Policymakers should consider benefits of decreasing alcohol availability for people from high-risk families, researchers say
RESEARCH TRIANGLE PARK, N.C. — A new study from RTI International and collaborators across the country shows that social factors, and particularly the availability of alcohol in liquor and convenience stores, appear to exacerbate effects of a family history of alcohol problems on high-risk drinking and alcohol dependence. The study by RTI, a nonprofit research institute, analyzed data for more than 12,600 adult drinkers from three U.S. National Alcohol Surveys from 2000 to 2010.
Among women who drink alcohol, a family history of alcohol problems combined with greater density of neighborhood stores selling alcohol was a significant driver of high-risking drinking, or drinking more than recommended by national guidelines, according to the study. The same did not hold for men who drink or for Black drinkers, for whom the combination of family and neighborhood risk factors was linked instead to the more serious issue of alcohol dependence.
“Our research suggests when communities make policies about where people can buy take-away alcohol, policymakers should consider the possible health benefits of decreasing alcohol availability, as these benefits may be especially great for people with a family history of alcohol problems,” said Katherine Karriker-Jaffe , Ph.D., an alcohol and drug researcher at RTI who led the study. “When clinicians talk to patients about drinking, they should consider not only family history but also environmental factors that may exacerbate the familial risk of developing heavy drinking or an alcohol use disorder.”
For white adults, living in areas with greater religious opposition to drinking reduced the effects of a family history of alcohol problems. Personal religious beliefs against drinking also were related to less high-risk drinking for all adult drinkers in the study, but there was not the same protection against alcohol dependence.
Family history of alcohol problems was assessed by asking respondents whether any of their blood relatives have ever been a “problem drinker or alcoholic,” with affirmative responses followed by a checklist of relatives.

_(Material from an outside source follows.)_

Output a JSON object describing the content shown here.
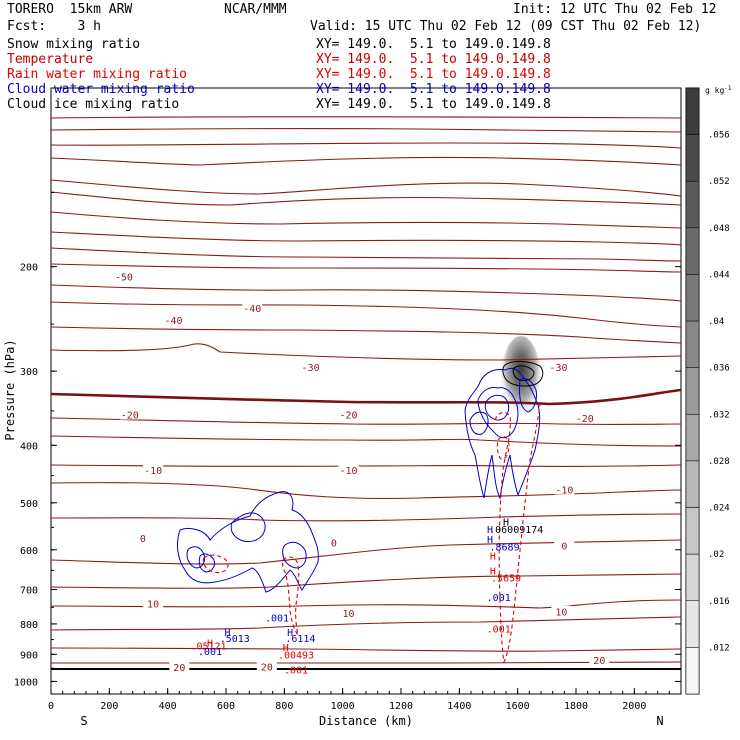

“About half of the study participants had at least one relative who had an alcohol problem. With so many people knowing they have a family history, clinicians should take the time to discuss the implications of high-risk family histories and strategies for people to reduce their chances of developing alcohol problems of their own,” said co-author Karen Chartier, Ph.D., of Virginia Commonwealth University.
The study was supported by the National Institute on Alcohol Abuse and Alcoholism and the National Institute on Drug Abuse, both part of the National Institutes of Health.